Well, several months ago, at a family gathering, my aunt told how she made the decision NOT to be a SAHM. This is my aunt talking: "My mother (that would be CB's grandmother) was a SAHM. And I watched what she did all day. She did things like...laundry. She took the dirty clothes out of the washing machine and put them in the dryer. Well, I watched this and I thought to myself--ANY NINCOMPOOP CAN DO THAT!! Well, I wasn't going to waste my life doing things that any old nincompoop could do."
Hmmmpph! Ever since I heard those words, they've been echoing in my head. At first, it was only when I did the laundry. And I tried to tell myself it wasn't true. Not any nincompoop can do the laundry. Some nincompoops can't do it. Some nincompoops shrink all the t-shirts and turn all the white socks pink. Some nincompoops don't know how to load the washer properly and the machine goes jumping all over the laundry room and eventually breaks. I'm not that kind of nincompoop. I'm a smarter nincompoop than that.

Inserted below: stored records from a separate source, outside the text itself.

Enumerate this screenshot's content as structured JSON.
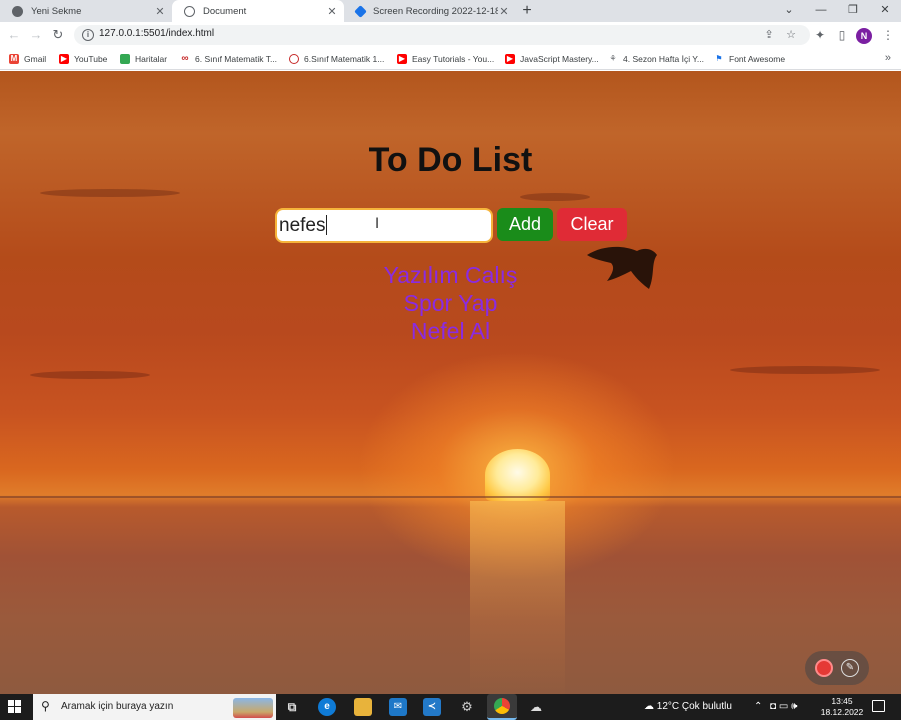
{
  "browser": {
    "tabs": [
      {
        "title": "Yeni Sekme",
        "active": false,
        "icon_color": "#5f6368"
      },
      {
        "title": "Document",
        "active": true,
        "icon_color": "#5f6368"
      },
      {
        "title": "Screen Recording 2022-12-18...",
        "active": false,
        "icon_color": "#1a73e8"
      }
    ],
    "new_tab": "+",
    "window_controls": {
      "tab_search": "⌄",
      "minimize": "—",
      "restore": "❐",
      "close": "✕"
    },
    "nav": {
      "back": "←",
      "forward": "→",
      "reload": "↻"
    },
    "url": "127.0.0.1:5501/index.html",
    "profile_initial": "N",
    "bookmarks": [
      {
        "label": "Gmail",
        "icon": "gmail-icon",
        "color": "#ea4335"
      },
      {
        "label": "YouTube",
        "icon": "youtube-icon",
        "color": "#ff0000"
      },
      {
        "label": "Haritalar",
        "icon": "maps-icon",
        "color": "#34a853"
      },
      {
        "label": "6. Sınıf Matematik T...",
        "icon": "infinity-icon",
        "color": "#c62828"
      },
      {
        "label": "6.Sınıf Matematik 1...",
        "icon": "compass-icon",
        "color": "#c62828"
      },
      {
        "label": "Easy Tutorials - You...",
        "icon": "youtube-icon",
        "color": "#ff0000"
      },
      {
        "label": "JavaScript Mastery...",
        "icon": "youtube-icon",
        "color": "#ff0000"
      },
      {
        "label": "4. Sezon Hafta İçi Y...",
        "icon": "tv-icon",
        "color": "#5f6368"
      },
      {
        "label": "Font Awesome",
        "icon": "flag-icon",
        "color": "#1a73e8"
      }
    ],
    "bookmarks_more": "»"
  },
  "page": {
    "title": "To Do List",
    "input_value": "nefes ",
    "add_label": "Add",
    "clear_label": "Clear",
    "items": [
      "Yazılım Calış",
      "Spor Yap",
      "Nefel Al"
    ],
    "colors": {
      "item_text": "#8a2be2",
      "add_bg": "#1a8c1a",
      "clear_bg": "#e02b36",
      "input_border": "#f6b43b"
    }
  },
  "taskbar": {
    "search_placeholder": "Aramak için buraya yazın",
    "weather": "12°C  Çok bulutlu",
    "time": "13:45",
    "date": "18.12.2022"
  }
}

But I don't want to be a nincompoop at all. And every time I do the laundy, I feel like I must be a nincompoop.
My aunt never has to do her own laundry. She worked really hard, became a doctor (a specialist--ooh la la) and hired herself a nincompoop. A fulltime, live-in nincompoop, who also cooks and cleans and does all those things that any old nincompoop can do.

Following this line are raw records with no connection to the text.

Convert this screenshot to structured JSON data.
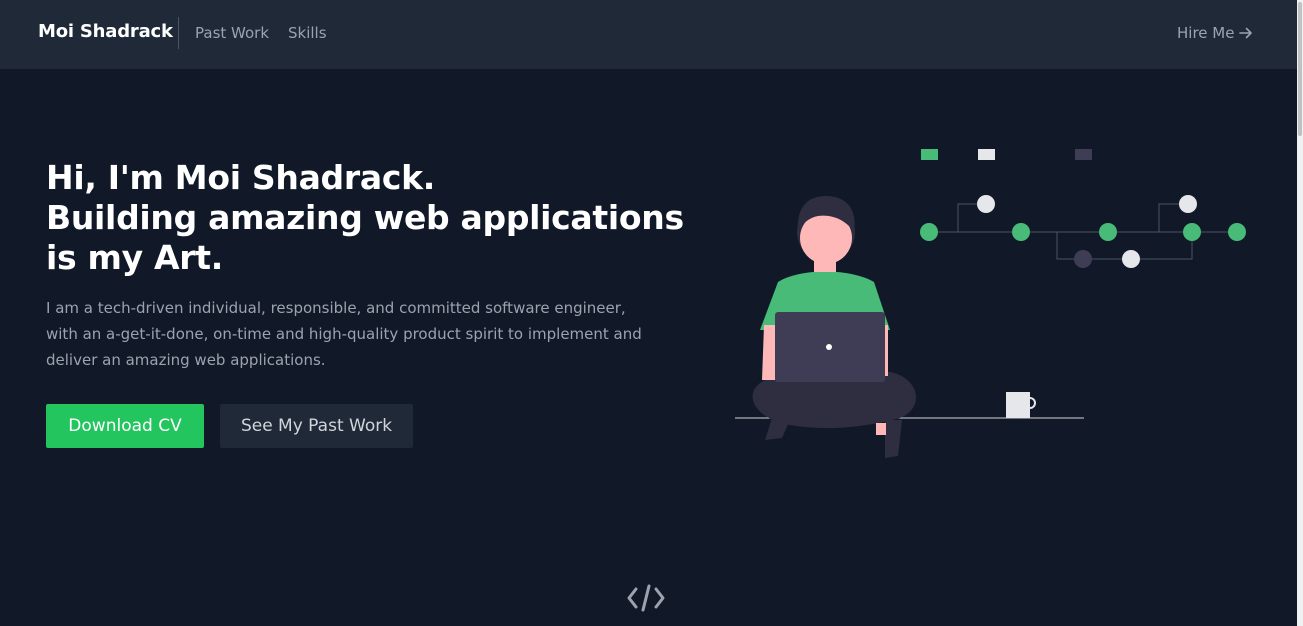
{
  "navbar": {
    "brand": "Moi Shadrack",
    "links": [
      {
        "label": "Past Work"
      },
      {
        "label": "Skills"
      }
    ],
    "cta_label": "Hire Me"
  },
  "hero": {
    "heading_lines": [
      "Hi, I'm Moi Shadrack.",
      "Building amazing web applications",
      "is my Art."
    ],
    "description": "I am a tech-driven individual, responsible, and committed software engineer, with an a-get-it-done, on-time and high-quality product spirit to implement and deliver an amazing web applications.",
    "primary_button": "Download CV",
    "secondary_button": "See My Past Work"
  },
  "icons": {
    "hire_arrow": "arrow-right-icon",
    "footer": "code-icon"
  },
  "colors": {
    "background": "#111827",
    "navbar": "#1f2937",
    "accent": "#22c55e",
    "illustration_green": "#48bb78",
    "muted_text": "#9ca3af"
  }
}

So whenever her words come back to haunt me, I need something to tell myself to counter what she said. So far, I haven't come up with anything great (there's nincompoopdom for you). At first I thought, "Well, I'm doing more than laundry and dishes. I'm raising my kids and all that." But that doesn't work, because my aunt somehow managed to raise her kids really well AND do something worthwhile out of the house as well.
So I tell myself not to compare...which is fine, but that nincompoop line keeps coming back to me. It makes me not want to do laundry anymore. Or housework. Any housework. At all. Because I don't want to be a nincompoop. And I wonder why I'm wasting my life doing things that any old nincompoop can do.

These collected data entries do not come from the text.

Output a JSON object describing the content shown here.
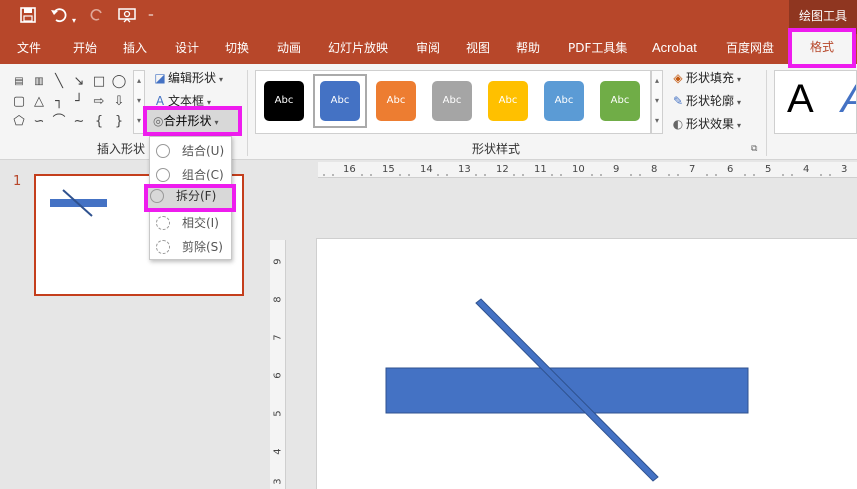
{
  "qat": {
    "save_icon": "save-icon",
    "undo_icon": "undo-icon",
    "redo_icon": "redo-icon",
    "present_icon": "present-icon"
  },
  "title_bar": {
    "contextual": "绘图工具"
  },
  "tabs": [
    {
      "label": "文件"
    },
    {
      "label": "开始"
    },
    {
      "label": "插入"
    },
    {
      "label": "设计"
    },
    {
      "label": "切换"
    },
    {
      "label": "动画"
    },
    {
      "label": "幻灯片放映"
    },
    {
      "label": "审阅"
    },
    {
      "label": "视图"
    },
    {
      "label": "帮助"
    },
    {
      "label": "PDF工具集"
    },
    {
      "label": "Acrobat"
    },
    {
      "label": "百度网盘"
    },
    {
      "label": "格式"
    }
  ],
  "ribbon": {
    "edit_shape": "编辑形状",
    "text_box": "文本框",
    "merge_shapes": "合并形状",
    "insert_shapes_group": "插入形状",
    "shape_styles_group": "形状样式",
    "style_samples": [
      {
        "label": "Abc",
        "color": "#000000"
      },
      {
        "label": "Abc",
        "color": "#4472c4"
      },
      {
        "label": "Abc",
        "color": "#ed7d31"
      },
      {
        "label": "Abc",
        "color": "#a5a5a5"
      },
      {
        "label": "Abc",
        "color": "#ffc000"
      },
      {
        "label": "Abc",
        "color": "#5b9bd5"
      },
      {
        "label": "Abc",
        "color": "#70ad47"
      }
    ],
    "shape_fill": "形状填充",
    "shape_outline": "形状轮廓",
    "shape_effects": "形状效果",
    "wordart_letter": "A"
  },
  "merge_menu": {
    "items": [
      {
        "label": "结合(U)"
      },
      {
        "label": "组合(C)"
      },
      {
        "label": "拆分(F)"
      },
      {
        "label": "相交(I)"
      },
      {
        "label": "剪除(S)"
      }
    ]
  },
  "slides_panel": {
    "slide_number": "1"
  },
  "ruler": {
    "horizontal": [
      "16",
      "15",
      "14",
      "13",
      "12",
      "11",
      "10",
      "9",
      "8",
      "7",
      "6",
      "5",
      "4",
      "3"
    ],
    "vertical": [
      "9",
      "8",
      "7",
      "6",
      "5",
      "4",
      "3"
    ]
  },
  "colors": {
    "accent": "#b7472a",
    "highlight": "#ee1cee",
    "shape": "#4472c4"
  }
}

And don't ask what the point of this post is. Nincompoops aren't expected to post intelligently, are they? Oh, does anybody want to join the Nincompoop Club? We can spend hours discussing which laundry detergents are best, the different choices in fabric softener, and other nincompoopery things.
Oh, dear. The dryer's buzzing. (Note for non-nincompoops: That means it's time to take the clean, dry clothing out of the dryer and to switch the clean, wet laundry from the washer to the dryer.) Of course any old nincompoop can do it, but I'm the only nincompoop around right now, so I guess I'll do it. See ya!